Microsoft and Bing are partnering to “make Bing search more social.” In Web 2.0 speak, the idea is search graph + web graph = better answers.
Microsoft and Facebook execs outlined their latest people-focused search work during an event on Microsoft’s Silicon Valley research campus on October 13.
The main idea is to improve Bing results’ relevance by using Facebook Instant Personalization. And to improve Facebook’s Web-search results that are powered by Bing. From the Facebook explanation of today’s announcement: “When you search for something on Bing or in web results on Facebook (powered by Bing), you’ll be able to see your friends’ faces next to web pages they’ve liked.” (Don’t worry: You can opt out.)
The actual deliverables from today’s announcement are two new social search features Microsoft and Facebook developed in tandem. They will begin rolling out to users on October 13 and will continue to populate in “the coming months.” The features are “Liked Results” (recommendations from their Facebook friends that are built on Facebook’s public “Like” feature) and “Facebook Profile Search” (which will provide user-search results based on their relevancy to the searcher’s Facebook network and friends.)
Microsoft researchers have been working on these kinds of social-search concept for a while. The first reference I could find was a Microsoft Research project codenamed “Nocturnal.”
“Nocturnal that aims to use an established online community to provide a mechanism for giving reviews and recommendations from your social circle a higher priority when you search the Web,” explained an article on the Microsoft Research web site from 2007.
More recently, Microsoft researchers published a white paper entitled “A Comparison of Information Seeking Using Search Engines and Social Networks.” (Microsoft shared the paper at the SMX East conference earlier this month.)
The Microsoft researchers conducted a study in which 12 participants posted a question to Facebook while simultaneously trying to find the answer to the same question using Web search. The result? “Search engines and social networks each provide value at different stages in the search process.”
I’d agree with that assessment. Some queries I wouldn’t mind asking my Facebook “friends.” What’s the best place for Dim Sum in San Francisco? Sure, I’d want to see what my Facebook friends think.
Some queries I wouldn’t trust to those friends. No offense to my “friends,” but my Facebook account is a work account and while it includes some people I would call “friends,” many of the folks I’ve accepted I’ve never met. I don’t know them and they don’t know me. They’re folks who follow my coverage of Microsoft. I don’t want to know which movies they think I should see or which iPad case I should buy.

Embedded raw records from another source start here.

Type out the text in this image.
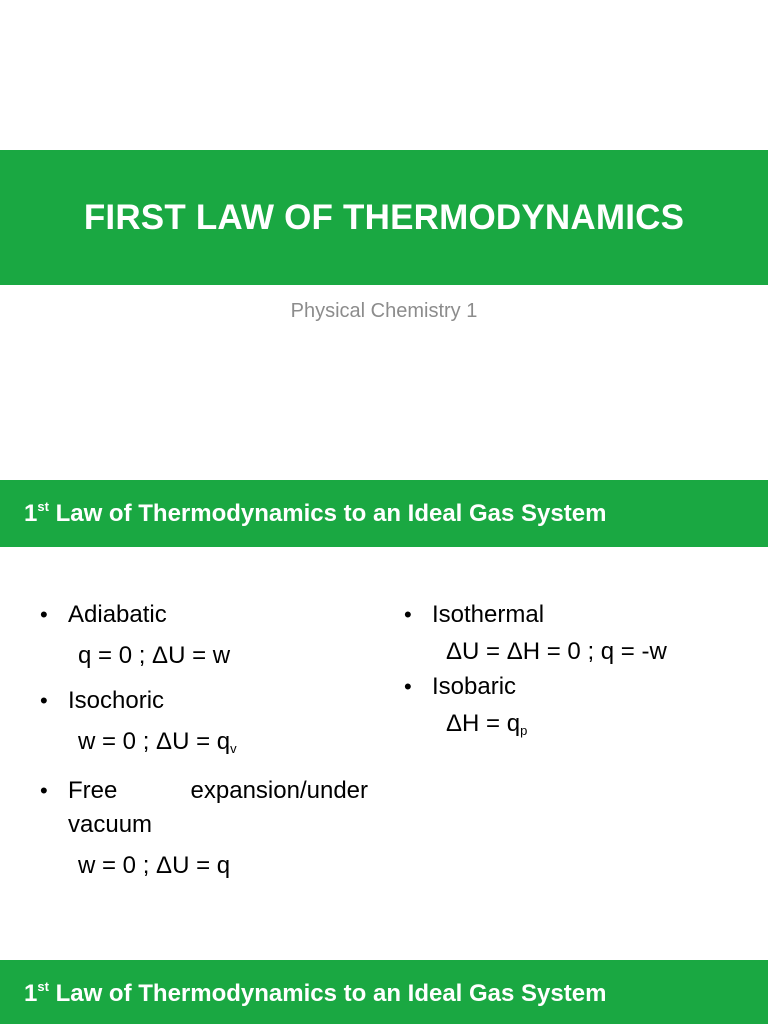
FIRST LAW OF THERMODYNAMICS
Physical Chemistry 1
1st Law of Thermodynamics to an Ideal Gas System
• Adiabatic
q = 0 ; ΔU = w
• Isochoric
w = 0 ; $\Delta U = q_v$
• Free	expansion/under
vacuum
w = 0 ; ΔU = q
• Isothermal
ΔU = ΔH = 0 ; q = -w
• Isobaric
$\Delta H = q_p$
1st Law of Thermodynamics to an Ideal Gas System
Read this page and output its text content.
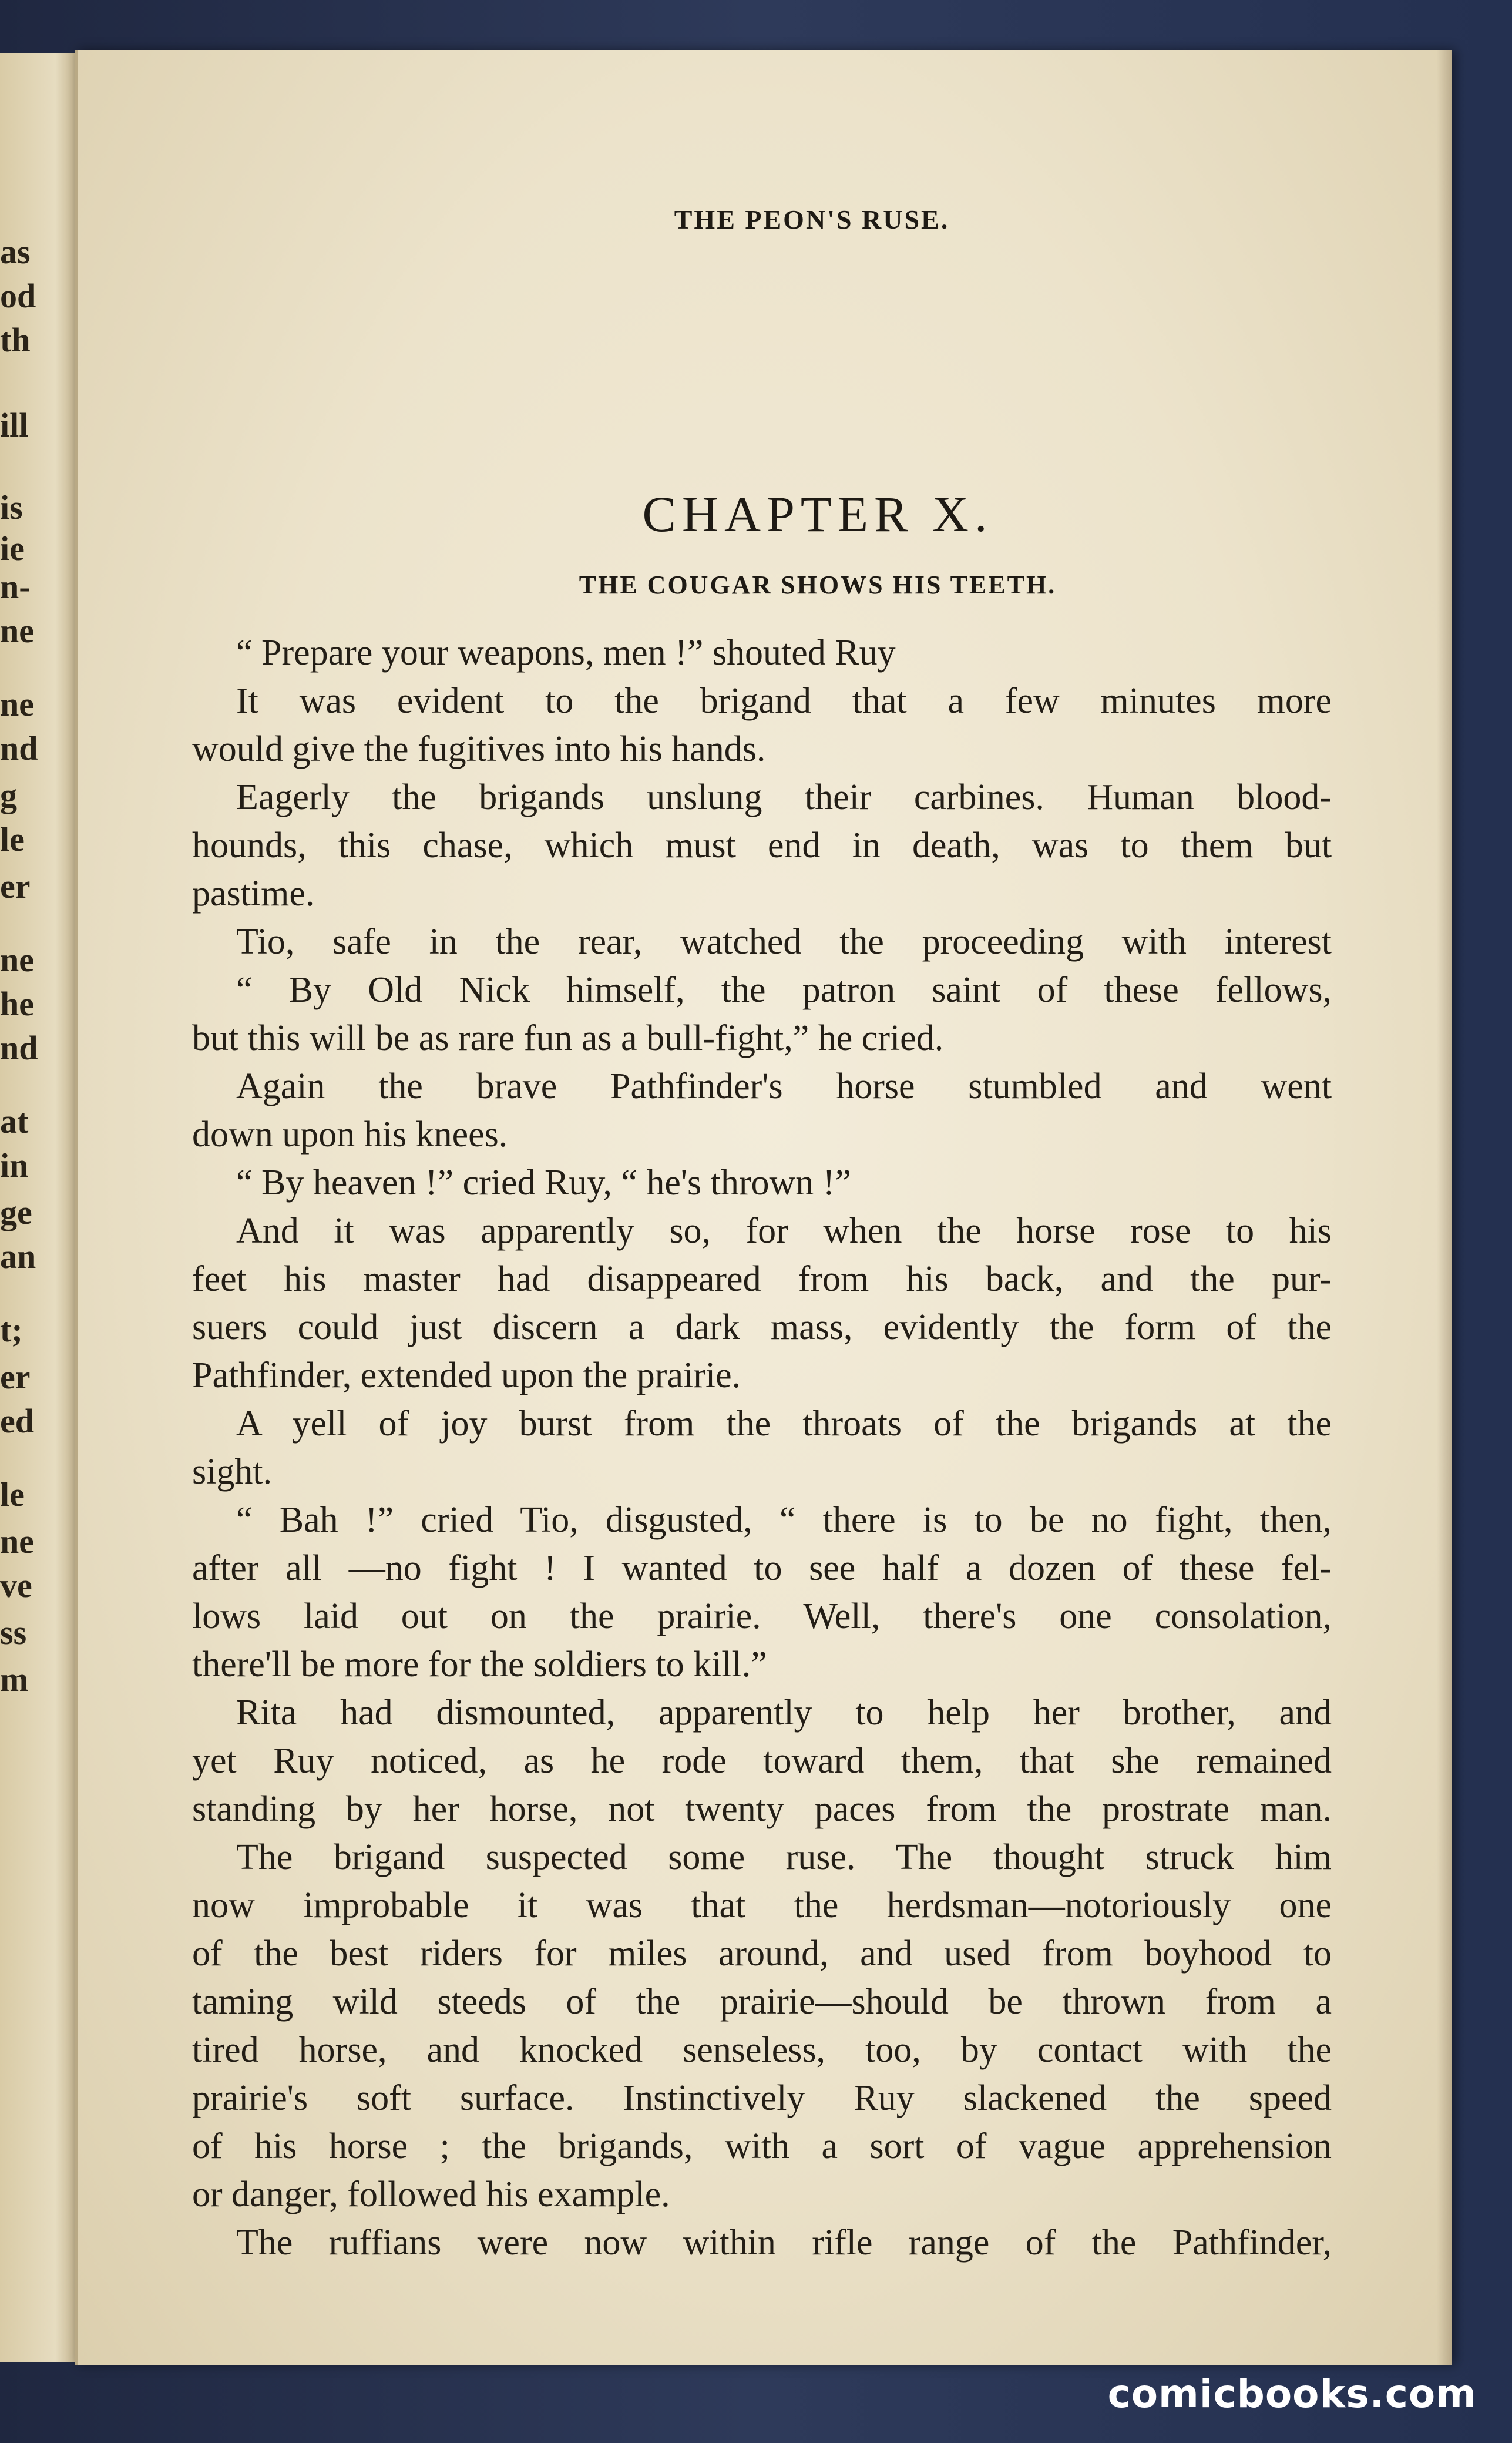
as
od
th
ill
is
ie
n-
ne
ne
nd
g
le
er
ne
he
nd
at
in
ge
an
t;
er
ed
le
ne
ve
ss
m
THE PEON'S RUSE.
CHAPTER X.
THE COUGAR SHOWS HIS TEETH.
“ Prepare your weapons, men !” shouted Ruy
It was evident to the brigand that a few minutes more
would give the fugitives into his hands.
Eagerly the brigands unslung their carbines. Human blood-
hounds, this chase, which must end in death, was to them but
pastime.
Tio, safe in the rear, watched the proceeding with interest
“ By Old Nick himself, the patron saint of these fellows,
but this will be as rare fun as a bull-fight,” he cried.
Again the brave Pathfinder's horse stumbled and went
down upon his knees.
“ By heaven !” cried Ruy, “ he's thrown !”
And it was apparently so, for when the horse rose to his
feet his master had disappeared from his back, and the pur-
suers could just discern a dark mass, evidently the form of the
Pathfinder, extended upon the prairie.
A yell of joy burst from the throats of the brigands at the
sight.
“ Bah !” cried Tio, disgusted, “ there is to be no fight, then,
after all —no fight ! I wanted to see half a dozen of these fel-
lows laid out on the prairie. Well, there's one consolation,
there'll be more for the soldiers to kill.”
Rita had dismounted, apparently to help her brother, and
yet Ruy noticed, as he rode toward them, that she remained
standing by her horse, not twenty paces from the prostrate man.
The brigand suspected some ruse. The thought struck him
now improbable it was that the herdsman—notoriously one
of the best riders for miles around, and used from boyhood to
taming wild steeds of the prairie—should be thrown from a
tired horse, and knocked senseless, too, by contact with the
prairie's soft surface. Instinctively Ruy slackened the speed
of his horse ; the brigands, with a sort of vague apprehension
or danger, followed his example.
The ruffians were now within rifle range of the Pathfinder,
comicbooks.com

From what the executives said at today’s press conference, it sounds like Microsoft and Facebook have other jointly-developed search tricks up their sleeves. (Facebook CEO Mark Zuckerberg made a passing reference to another maps-related one, with no details.)
I see today’s announcement as indicating even more clearly that Bing and Facebook are taking different paths with search. Bing is definitely optimizing for the everyday consumer’s search habits. ut I am not the typical search user: I typically use search as much, if not more, to find specific quotes at press conferences, technical articles and other general-search results. I still find the best results for these kinds of research queries on Google, not Bing.